The end of a Nottinghamshire mental health unit could create a Valdo Calocane-like killer and send suicides skyrocketing, according to an NHS worker.

The specialist Personality Disorder Service unit within Nottinghamshire Healthcare NHS Foundation Trust (NHFT) had dealt with complex treatments for diagnoses like borderline personality, histrionic personality, and antisocial personality disorders – the latter of which can make people very aggressive.

The scandal-hit trust has argued moving personality disorder experts out into generalist local mental health teams would improve its service for all patients, but now a second employee has come out to condemn the change.

They have said the scrapping of the specialist unit will result in alarming numbers of suicides and recreate the lack of support for patients that formed triple-killer Valdo Calocane.

Calocane stabbed students Barnaby Webber and Grace O’Malley Kumar and caretaker Ian Coates to death in June 2023 in the most horrific attacks the city has ever seen. Three other people were injured when Calocane drove Mr Coates’ van into them.
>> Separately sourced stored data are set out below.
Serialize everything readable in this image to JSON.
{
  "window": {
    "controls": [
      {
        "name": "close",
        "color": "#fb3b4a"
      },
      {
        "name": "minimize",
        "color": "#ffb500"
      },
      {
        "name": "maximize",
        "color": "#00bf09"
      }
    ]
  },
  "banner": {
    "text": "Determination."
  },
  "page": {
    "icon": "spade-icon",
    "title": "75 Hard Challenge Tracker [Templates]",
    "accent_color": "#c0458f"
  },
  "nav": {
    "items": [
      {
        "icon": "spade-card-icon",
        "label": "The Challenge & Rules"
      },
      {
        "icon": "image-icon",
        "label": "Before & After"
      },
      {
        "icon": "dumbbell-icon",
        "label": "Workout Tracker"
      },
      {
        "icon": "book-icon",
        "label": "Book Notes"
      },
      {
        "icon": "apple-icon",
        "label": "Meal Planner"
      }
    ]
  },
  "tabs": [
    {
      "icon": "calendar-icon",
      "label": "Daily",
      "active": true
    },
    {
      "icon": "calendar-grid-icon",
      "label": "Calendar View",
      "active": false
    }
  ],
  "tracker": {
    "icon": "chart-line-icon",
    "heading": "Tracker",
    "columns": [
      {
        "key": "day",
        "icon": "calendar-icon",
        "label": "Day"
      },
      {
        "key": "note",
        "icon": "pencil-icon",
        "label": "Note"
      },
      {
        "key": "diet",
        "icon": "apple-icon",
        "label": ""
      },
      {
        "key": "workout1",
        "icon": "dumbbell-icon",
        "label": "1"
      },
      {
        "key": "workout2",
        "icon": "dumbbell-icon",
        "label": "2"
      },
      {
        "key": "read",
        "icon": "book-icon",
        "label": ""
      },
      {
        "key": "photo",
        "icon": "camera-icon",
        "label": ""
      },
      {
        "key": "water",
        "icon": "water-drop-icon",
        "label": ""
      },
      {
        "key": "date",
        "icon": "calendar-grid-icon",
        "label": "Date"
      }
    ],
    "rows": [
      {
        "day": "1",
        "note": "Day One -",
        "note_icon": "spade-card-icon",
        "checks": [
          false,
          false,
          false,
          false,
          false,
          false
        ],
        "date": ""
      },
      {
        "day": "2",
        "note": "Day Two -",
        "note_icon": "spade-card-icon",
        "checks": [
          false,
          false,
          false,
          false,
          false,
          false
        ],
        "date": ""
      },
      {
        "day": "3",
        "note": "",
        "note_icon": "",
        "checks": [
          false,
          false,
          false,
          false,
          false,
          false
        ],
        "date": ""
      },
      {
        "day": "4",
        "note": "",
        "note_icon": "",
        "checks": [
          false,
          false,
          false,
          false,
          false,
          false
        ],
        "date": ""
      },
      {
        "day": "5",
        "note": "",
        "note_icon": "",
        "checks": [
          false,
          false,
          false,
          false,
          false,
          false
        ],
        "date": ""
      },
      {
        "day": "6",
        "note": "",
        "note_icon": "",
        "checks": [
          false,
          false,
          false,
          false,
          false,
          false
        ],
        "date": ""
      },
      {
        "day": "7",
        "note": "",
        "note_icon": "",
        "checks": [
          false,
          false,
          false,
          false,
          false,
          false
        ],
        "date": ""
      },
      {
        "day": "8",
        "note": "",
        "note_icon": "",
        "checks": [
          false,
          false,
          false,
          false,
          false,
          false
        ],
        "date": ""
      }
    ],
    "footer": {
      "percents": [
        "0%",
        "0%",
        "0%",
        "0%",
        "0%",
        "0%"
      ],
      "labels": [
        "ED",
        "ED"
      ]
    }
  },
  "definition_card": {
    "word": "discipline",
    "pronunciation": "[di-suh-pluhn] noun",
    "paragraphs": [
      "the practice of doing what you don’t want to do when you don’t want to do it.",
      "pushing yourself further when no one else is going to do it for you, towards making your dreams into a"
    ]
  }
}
He was detained indefinitely after admitting three counts of manslaughter on the basis of diminished responsibility in January 2024.
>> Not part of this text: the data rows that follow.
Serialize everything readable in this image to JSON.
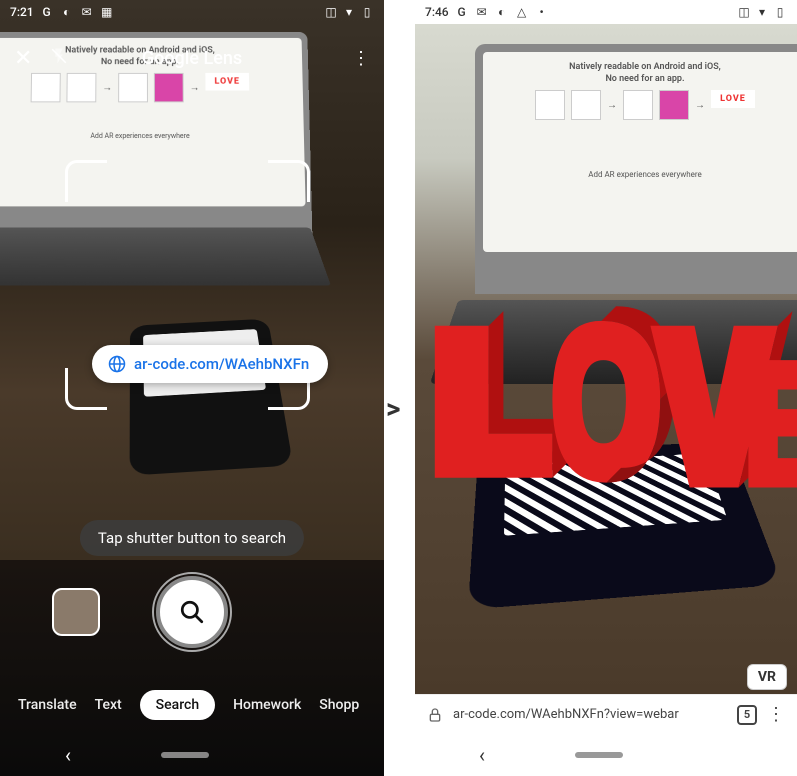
{
  "left": {
    "statusbar": {
      "time": "7:21"
    },
    "header": {
      "title": "Google Lens"
    },
    "result": {
      "url": "ar-code.com/WAehbNXFn"
    },
    "hint": "Tap shutter button to search",
    "tabs": {
      "translate": "Translate",
      "text": "Text",
      "search": "Search",
      "homework": "Homework",
      "shopping": "Shopp"
    },
    "laptop": {
      "heading1": "Natively readable on Android and iOS,",
      "heading2": "No need for an app.",
      "love": "LOVE",
      "footer": "Add AR experiences everywhere"
    }
  },
  "right": {
    "statusbar": {
      "time": "7:46"
    },
    "vr_badge": "VR",
    "addrbar": {
      "url": "ar-code.com/WAehbNXFn?view=webar",
      "tab_count": "5"
    },
    "laptop": {
      "heading1": "Natively readable on Android and iOS,",
      "heading2": "No need for an app.",
      "love": "LOVE",
      "footer": "Add AR experiences everywhere"
    }
  },
  "divider": ">"
}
The worker, who was formerly part of the unit, said the trust – which has been roundly criticised for its care of paranoid schizophrenic Calocane before the killings – was repeating its mistakes at the cost of patients and the general public.

“There will be a client within the thousands of people who could be quite dangerous,” the trust worker said, comparing the withdrawal of the service to the trust’s lack of a standalone assertive outreach team which could have helped treat Calocane properly – which was an issue raised in subsequent investigations after the Nottingham attacks.

As well as the possible threat to the public, the worker said patients who could not receive personalised support from specialists would be much more likely to self-harm and need hospital treatment.

“The number of suicides and hospitalisations will skyrocket and that is not an opinion, that is a widely shared view,” they said.

Patients who had been in the pathway will feel abandoned after losing their trusted practitioner, they added, explaining personality disorder treatment required consistency of care and strong relationships.

Despite staff concerns, the NHS trust has argued the scrapping of the unit will improve outcomes. “This is definitely a worse offer than what was there before – they claim otherwise but that is not the case,” the insider disagreed.

“There will be no support for local health health teams from specialists, it will be a very basic function. This is the support for the most complex and difficult clients.”

The healthcare worker expressed doubt the local mental health teams would be able to cope with these patients, as they had been asked to focus their efforts on psychotic patients in the wake of Calocane’s killings in 2023.

The personality disorder pathway had failed due to local mental health teams largely shifting their focus in response to the failings that led to the fatal stabbings – moving the problems elsewhere, they claimed.

The end of the pathway, which they claimed was partially being done to alleviate staffing problems in the more general teams, would also mean that some areas were completely devoid of specialists.

This would create a “postcode lottery” for those who desperately needed targeted support, with some specialist staff leaving rather than move into local teams, they added.

Nottinghamshire Healthcare NHS Foundation Trust reiterated that bosses believed staff could provide the same service to patients, despite the change.

A trust spokesperson said: “There will be no change in the service offered to patients, other than to make it more equitable by having the full service offered at a local level by all the local mental health teams (LMHTs).

“These teams were managing the vast majority of patients with a personality disorder before this organisational change. LMHTs provide care and treatment for a full range of mental health conditions.

“Over the last two years, we have improved our oversight and assurance related to patients on the psychosis pathway, however this is not to the detriment of other patients.

“There are no financial savings from this organisational change. Colleagues from the Personality Disorder Service will transition to the LMHTs, taking their skills and experience with them, and ensuring continuity of care for patients.”